Drugs that may induce or aggravate ST-segment elevation in the right precordial leads should be avoided (visit Brugadadrugs.org). Excessive alcohol intake should be avoided, and immediate treatment of fever with antipyretic drugs are Class I recommendation [Table 3]. ICD implantation is the only effective modality in Brugada syndrome. Brugada syndrome patients who are survivors of a cardiac arrest and/or have documented spontaneous sustained VT with or without syncope had a Class I recommendation for ICD implantation. Implantation of ICD is recommended (Class IIa) in a patient with syncope (if syncope is suspected as arrhythmic origin) and spontaneously abnormal ECG (without provocation) because those patients have six times increased risk of cardiac arrest compared to those showing type I ECG after provocation.[2],[6] The risk is very low when the diagnosis was made after provocation test with sodium ion channel blockers or by identification of pathogenic mutation only.

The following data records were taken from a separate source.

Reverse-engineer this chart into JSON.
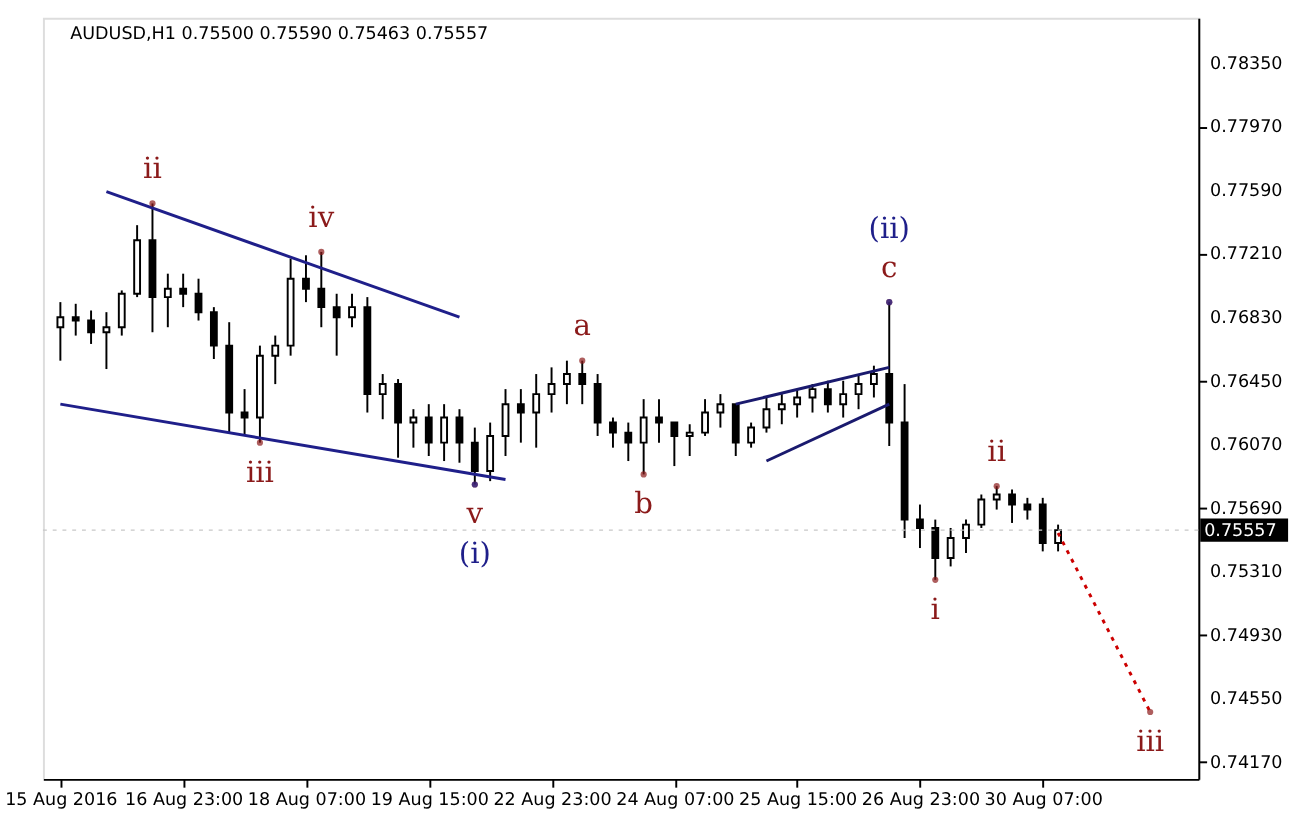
{
  "chart_data": {
    "type": "candlestick",
    "title": "AUDUSD,H1  0.75500 0.75590 0.75463 0.75557",
    "categories": [
      "15 Aug 2016",
      null,
      null,
      null,
      null,
      null,
      null,
      null,
      "16 Aug 23:00",
      null,
      null,
      null,
      null,
      null,
      null,
      null,
      "18 Aug 07:00",
      null,
      null,
      null,
      null,
      null,
      null,
      null,
      "19 Aug 15:00",
      null,
      null,
      null,
      null,
      null,
      null,
      null,
      "22 Aug 23:00",
      null,
      null,
      null,
      null,
      null,
      null,
      null,
      "24 Aug 07:00",
      null,
      null,
      null,
      null,
      null,
      null,
      null,
      "25 Aug 15:00",
      null,
      null,
      null,
      null,
      null,
      null,
      null,
      "26 Aug 23:00",
      null,
      null,
      null,
      null,
      null,
      null,
      null,
      "30 Aug 07:00",
      null,
      null,
      null,
      null,
      null,
      null,
      null,
      null,
      null
    ],
    "ohlc": [
      [
        0.7677,
        0.7692,
        0.7657,
        0.7683
      ],
      [
        0.7683,
        0.7691,
        0.7672,
        0.7681
      ],
      [
        0.7681,
        0.7687,
        0.7667,
        0.7674
      ],
      [
        0.7674,
        0.7686,
        0.7652,
        0.7677
      ],
      [
        0.7677,
        0.7699,
        0.7672,
        0.7697
      ],
      [
        0.7697,
        0.7738,
        0.7695,
        0.7729
      ],
      [
        0.7729,
        0.7751,
        0.7674,
        0.7695
      ],
      [
        0.7695,
        0.7709,
        0.7677,
        0.77
      ],
      [
        0.77,
        0.7709,
        0.7689,
        0.7697
      ],
      [
        0.7697,
        0.7706,
        0.7681,
        0.7686
      ],
      [
        0.7686,
        0.7689,
        0.7658,
        0.7666
      ],
      [
        0.7666,
        0.768,
        0.7614,
        0.7626
      ],
      [
        0.7626,
        0.764,
        0.7612,
        0.7623
      ],
      [
        0.7623,
        0.7666,
        0.7608,
        0.766
      ],
      [
        0.766,
        0.7672,
        0.7643,
        0.7666
      ],
      [
        0.7666,
        0.7718,
        0.766,
        0.7706
      ],
      [
        0.7706,
        0.772,
        0.7692,
        0.77
      ],
      [
        0.77,
        0.7722,
        0.7677,
        0.7689
      ],
      [
        0.7689,
        0.7697,
        0.766,
        0.7683
      ],
      [
        0.7683,
        0.7697,
        0.7677,
        0.7689
      ],
      [
        0.7689,
        0.7695,
        0.7626,
        0.7637
      ],
      [
        0.7637,
        0.7649,
        0.7622,
        0.7643
      ],
      [
        0.7643,
        0.7646,
        0.7599,
        0.762
      ],
      [
        0.762,
        0.7628,
        0.7605,
        0.7623
      ],
      [
        0.7623,
        0.7631,
        0.76,
        0.7608
      ],
      [
        0.7608,
        0.7631,
        0.7597,
        0.7623
      ],
      [
        0.7623,
        0.7628,
        0.7596,
        0.7608
      ],
      [
        0.7608,
        0.7617,
        0.7583,
        0.7591
      ],
      [
        0.7591,
        0.762,
        0.7585,
        0.7612
      ],
      [
        0.7612,
        0.764,
        0.76,
        0.7631
      ],
      [
        0.7631,
        0.764,
        0.7608,
        0.7626
      ],
      [
        0.7626,
        0.7649,
        0.7605,
        0.7637
      ],
      [
        0.7637,
        0.7653,
        0.7626,
        0.7643
      ],
      [
        0.7643,
        0.7657,
        0.7631,
        0.7649
      ],
      [
        0.7649,
        0.7657,
        0.7631,
        0.7643
      ],
      [
        0.7643,
        0.7649,
        0.7612,
        0.762
      ],
      [
        0.762,
        0.7623,
        0.7605,
        0.7614
      ],
      [
        0.7614,
        0.762,
        0.7597,
        0.7608
      ],
      [
        0.7608,
        0.7634,
        0.7589,
        0.7623
      ],
      [
        0.7623,
        0.7634,
        0.7608,
        0.762
      ],
      [
        0.762,
        0.762,
        0.7594,
        0.7612
      ],
      [
        0.7612,
        0.7619,
        0.76,
        0.7614
      ],
      [
        0.7614,
        0.7634,
        0.7612,
        0.7626
      ],
      [
        0.7626,
        0.7637,
        0.7617,
        0.7631
      ],
      [
        0.7631,
        0.7631,
        0.76,
        0.7608
      ],
      [
        0.7608,
        0.762,
        0.7605,
        0.7617
      ],
      [
        0.7617,
        0.7635,
        0.7614,
        0.7628
      ],
      [
        0.7628,
        0.7637,
        0.7619,
        0.7631
      ],
      [
        0.7631,
        0.764,
        0.7623,
        0.7635
      ],
      [
        0.7635,
        0.7643,
        0.7626,
        0.764
      ],
      [
        0.764,
        0.7645,
        0.7626,
        0.7631
      ],
      [
        0.7631,
        0.7645,
        0.7623,
        0.7637
      ],
      [
        0.7637,
        0.7649,
        0.7628,
        0.7643
      ],
      [
        0.7643,
        0.7654,
        0.7635,
        0.7649
      ],
      [
        0.7649,
        0.7692,
        0.7606,
        0.762
      ],
      [
        0.762,
        0.7643,
        0.7551,
        0.7562
      ],
      [
        0.7562,
        0.7571,
        0.7545,
        0.7557
      ],
      [
        0.7557,
        0.7562,
        0.7526,
        0.7539
      ],
      [
        0.7539,
        0.7557,
        0.7534,
        0.7551
      ],
      [
        0.7551,
        0.7562,
        0.7542,
        0.7559
      ],
      [
        0.7559,
        0.7577,
        0.7557,
        0.7574
      ],
      [
        0.7574,
        0.7582,
        0.7568,
        0.7577
      ],
      [
        0.7577,
        0.758,
        0.756,
        0.7571
      ],
      [
        0.7571,
        0.7575,
        0.7562,
        0.7568
      ],
      [
        0.7571,
        0.7575,
        0.7543,
        0.7548
      ],
      [
        0.7548,
        0.7559,
        0.7543,
        0.75557
      ],
      null,
      null,
      null,
      null,
      null,
      null,
      null,
      null
    ],
    "series": [
      {
        "type": "line",
        "color": "#1f1f8a",
        "values": [
          null,
          null,
          null,
          0.7758,
          null,
          null,
          null,
          null,
          null,
          null,
          null,
          null,
          null,
          null,
          null,
          null,
          null,
          null,
          null,
          null,
          null,
          null,
          null,
          null,
          null,
          null,
          0.7683,
          null,
          null,
          null,
          null,
          null,
          null,
          null,
          null,
          null,
          null,
          null,
          null,
          null,
          null,
          null,
          null,
          null,
          null,
          null,
          null,
          null,
          null,
          null,
          null,
          null,
          null,
          null,
          null,
          null,
          null,
          null,
          null,
          null,
          null,
          null,
          null,
          null,
          null,
          null,
          null,
          null,
          null,
          null,
          null,
          null,
          null,
          null
        ]
      },
      {
        "type": "line",
        "color": "#1f1f8a",
        "values": [
          0.7631,
          null,
          null,
          null,
          null,
          null,
          null,
          null,
          null,
          null,
          null,
          null,
          null,
          null,
          null,
          null,
          null,
          null,
          null,
          null,
          null,
          null,
          null,
          null,
          null,
          null,
          null,
          null,
          null,
          0.7586,
          null,
          null,
          null,
          null,
          null,
          null,
          null,
          null,
          null,
          null,
          null,
          null,
          null,
          null,
          null,
          null,
          null,
          null,
          null,
          null,
          null,
          null,
          null,
          null,
          null,
          null,
          null,
          null,
          null,
          null,
          null,
          null,
          null,
          null,
          null,
          null,
          null,
          null,
          null,
          null,
          null,
          null,
          null,
          null
        ]
      },
      {
        "type": "line",
        "color": "#1a1a6e",
        "values": [
          null,
          null,
          null,
          null,
          null,
          null,
          null,
          null,
          null,
          null,
          null,
          null,
          null,
          null,
          null,
          null,
          null,
          null,
          null,
          null,
          null,
          null,
          null,
          null,
          null,
          null,
          null,
          null,
          null,
          null,
          null,
          null,
          null,
          null,
          null,
          null,
          null,
          null,
          null,
          null,
          null,
          null,
          null,
          null,
          0.7631,
          null,
          null,
          null,
          null,
          null,
          null,
          null,
          null,
          null,
          0.7653,
          null,
          null,
          null,
          null,
          null,
          null,
          null,
          null,
          null,
          null,
          null,
          null,
          null,
          null,
          null,
          null,
          null,
          null,
          null
        ]
      },
      {
        "type": "line",
        "color": "#1a1a6e",
        "values": [
          null,
          null,
          null,
          null,
          null,
          null,
          null,
          null,
          null,
          null,
          null,
          null,
          null,
          null,
          null,
          null,
          null,
          null,
          null,
          null,
          null,
          null,
          null,
          null,
          null,
          null,
          null,
          null,
          null,
          null,
          null,
          null,
          null,
          null,
          null,
          null,
          null,
          null,
          null,
          null,
          null,
          null,
          null,
          null,
          null,
          null,
          0.7597,
          null,
          null,
          null,
          null,
          null,
          null,
          null,
          0.7631,
          null,
          null,
          null,
          null,
          null,
          null,
          null,
          null,
          null,
          null,
          null,
          null,
          null,
          null,
          null,
          null,
          null,
          null,
          null
        ]
      },
      {
        "type": "line",
        "color": "#cc0000",
        "line_style": "dotted",
        "values": [
          null,
          null,
          null,
          null,
          null,
          null,
          null,
          null,
          null,
          null,
          null,
          null,
          null,
          null,
          null,
          null,
          null,
          null,
          null,
          null,
          null,
          null,
          null,
          null,
          null,
          null,
          null,
          null,
          null,
          null,
          null,
          null,
          null,
          null,
          null,
          null,
          null,
          null,
          null,
          null,
          null,
          null,
          null,
          null,
          null,
          null,
          null,
          null,
          null,
          null,
          null,
          null,
          null,
          null,
          null,
          null,
          null,
          null,
          null,
          null,
          null,
          null,
          null,
          null,
          null,
          0.7554,
          null,
          null,
          null,
          null,
          null,
          0.7447,
          null,
          null
        ]
      },
      {
        "type": "scatter",
        "marker": "circle",
        "color": "#8b1a1a",
        "values": [
          null,
          null,
          null,
          null,
          null,
          null,
          0.7751,
          null,
          null,
          null,
          null,
          null,
          null,
          0.7608,
          null,
          null,
          null,
          0.7722,
          null,
          null,
          null,
          null,
          null,
          null,
          null,
          null,
          null,
          0.7583,
          null,
          null,
          null,
          null,
          null,
          null,
          0.7657,
          null,
          null,
          null,
          0.7589,
          null,
          null,
          null,
          null,
          null,
          null,
          null,
          null,
          null,
          null,
          null,
          null,
          null,
          null,
          null,
          0.7692,
          null,
          null,
          0.7526,
          null,
          null,
          null,
          0.7582,
          null,
          null,
          null,
          null,
          null,
          null,
          null,
          null,
          null,
          0.7447,
          null,
          null
        ],
        "value_labels": [
          null,
          null,
          null,
          null,
          null,
          null,
          "ii",
          null,
          null,
          null,
          null,
          null,
          null,
          "iii",
          null,
          null,
          null,
          "iv",
          null,
          null,
          null,
          null,
          null,
          null,
          null,
          null,
          null,
          "v",
          null,
          null,
          null,
          null,
          null,
          null,
          "a",
          null,
          null,
          null,
          "b",
          null,
          null,
          null,
          null,
          null,
          null,
          null,
          null,
          null,
          null,
          null,
          null,
          null,
          null,
          null,
          "c",
          null,
          null,
          "i",
          null,
          null,
          null,
          "ii",
          null,
          null,
          null,
          null,
          null,
          null,
          null,
          null,
          null,
          "iii",
          null,
          null
        ]
      },
      {
        "type": "scatter",
        "marker": "circle",
        "color": "#1f1f8a",
        "values": [
          null,
          null,
          null,
          null,
          null,
          null,
          null,
          null,
          null,
          null,
          null,
          null,
          null,
          null,
          null,
          null,
          null,
          null,
          null,
          null,
          null,
          null,
          null,
          null,
          null,
          null,
          null,
          0.7583,
          null,
          null,
          null,
          null,
          null,
          null,
          null,
          null,
          null,
          null,
          null,
          null,
          null,
          null,
          null,
          null,
          null,
          null,
          null,
          null,
          null,
          null,
          null,
          null,
          null,
          null,
          0.7692,
          null,
          null,
          null,
          null,
          null,
          null,
          null,
          null,
          null,
          null,
          null,
          null,
          null,
          null,
          null,
          null,
          null,
          null,
          null
        ],
        "value_labels": [
          null,
          null,
          null,
          null,
          null,
          null,
          null,
          null,
          null,
          null,
          null,
          null,
          null,
          null,
          null,
          null,
          null,
          null,
          null,
          null,
          null,
          null,
          null,
          null,
          null,
          null,
          null,
          "(i)",
          null,
          null,
          null,
          null,
          null,
          null,
          null,
          null,
          null,
          null,
          null,
          null,
          null,
          null,
          null,
          null,
          null,
          null,
          null,
          null,
          null,
          null,
          null,
          null,
          null,
          null,
          "(ii)",
          null,
          null,
          null,
          null,
          null,
          null,
          null,
          null,
          null,
          null,
          null,
          null,
          null,
          null,
          null,
          null,
          null,
          null,
          null
        ]
      }
    ],
    "ref_lines": [
      {
        "axis": "y",
        "value": 0.75557,
        "label": "0.75557"
      }
    ],
    "ylim": [
      0.7407,
      0.7862
    ],
    "yticks": [
      {
        "value": 0.7835,
        "label": "0.78350"
      },
      {
        "value": 0.7797,
        "label": "0.77970"
      },
      {
        "value": 0.7759,
        "label": "0.77590"
      },
      {
        "value": 0.7721,
        "label": "0.77210"
      },
      {
        "value": 0.7683,
        "label": "0.76830"
      },
      {
        "value": 0.7645,
        "label": "0.76450"
      },
      {
        "value": 0.7607,
        "label": "0.76070"
      },
      {
        "value": 0.7569,
        "label": "0.75690"
      },
      {
        "value": 0.7531,
        "label": "0.75310"
      },
      {
        "value": 0.7493,
        "label": "0.74930"
      },
      {
        "value": 0.7455,
        "label": "0.74550"
      },
      {
        "value": 0.7417,
        "label": "0.74170"
      }
    ]
  }
}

Follow-up may be needed to observe changes in ECG morphology, from previously requiring provocation to display typical ECG into spontaneously abnormal ECG.[8] Management in a patient with spontaneously abnormal type 1 ECG without a history of syncope is controversial, the risk of life-threatening events in this group is two-fold higher in those without spontaneously ST-segment elevation.[6],[17] EPS may be beneficial in this group. However, its role is still controversial, and ICD implantation (Class IIb) may be considered those who develop VF during programmed electrical stimulation (inducible patients) [Figure 4]. QRS fragmentation in these patients was also associated with a worse prognosis.[24] Quinidine, which is the best antiarrhythmic medication available for Brugada syndrome is only used as an adjunct therapy for high-risk patients and to reduce the number of ICD shocks in those with recurrent events.[8] Quinidine may be considered in asymptomatic patients with a diagnosis of Brugada syndrome with a spontaneous type I ECG (Class IIb). Catheter ablation can be considered Brugada syndrome patients with a history of arrhythmic storms or repeated appropriate ICD shocks (Class IIb). Finally, ICD implantation is not indicated in asymptomatic Brugada syndrome patients with a drug-induced type I ECG and on the basis of a family history of SCD alone (Class III).

Epicardial ablation is an emerging treatment in the field of Brugada syndrome. Nademanee et al. showed that 9 patients with Brugada syndrome experiencing 2–6 incidence of ventricular arrhythmia per month was arrhythmia free in a follow-up of 2 years after ablation.[41] Brugada et al. reported that ablation of the substrate identified in the presence of flecainide could eliminate the Brugada syndrome phenotype.[45] Pappone et al. in a study of 50 consecutive patients that underwent ablation showed that ECG pattern normalized in all symptomatic and asymptomatic patients.[46] Follow-up of 3 to 20 months showed that the patients showed no Brugada syndrome phenotype and was not VT/VF inducible seemingly “cured” the Brugada syndrome. Pappone stated that ablation could be useful in those that do not meet the recommendation or refuse ICD implantation. A multicenter randomized trial, ablation in Brugada syndrome for the prevention of VF episodes Study was underway. These findings may usher a new era in treating Brugada syndrome, and the possibility of epicardial ablation being a first-line treatment in the future cannot be overruled.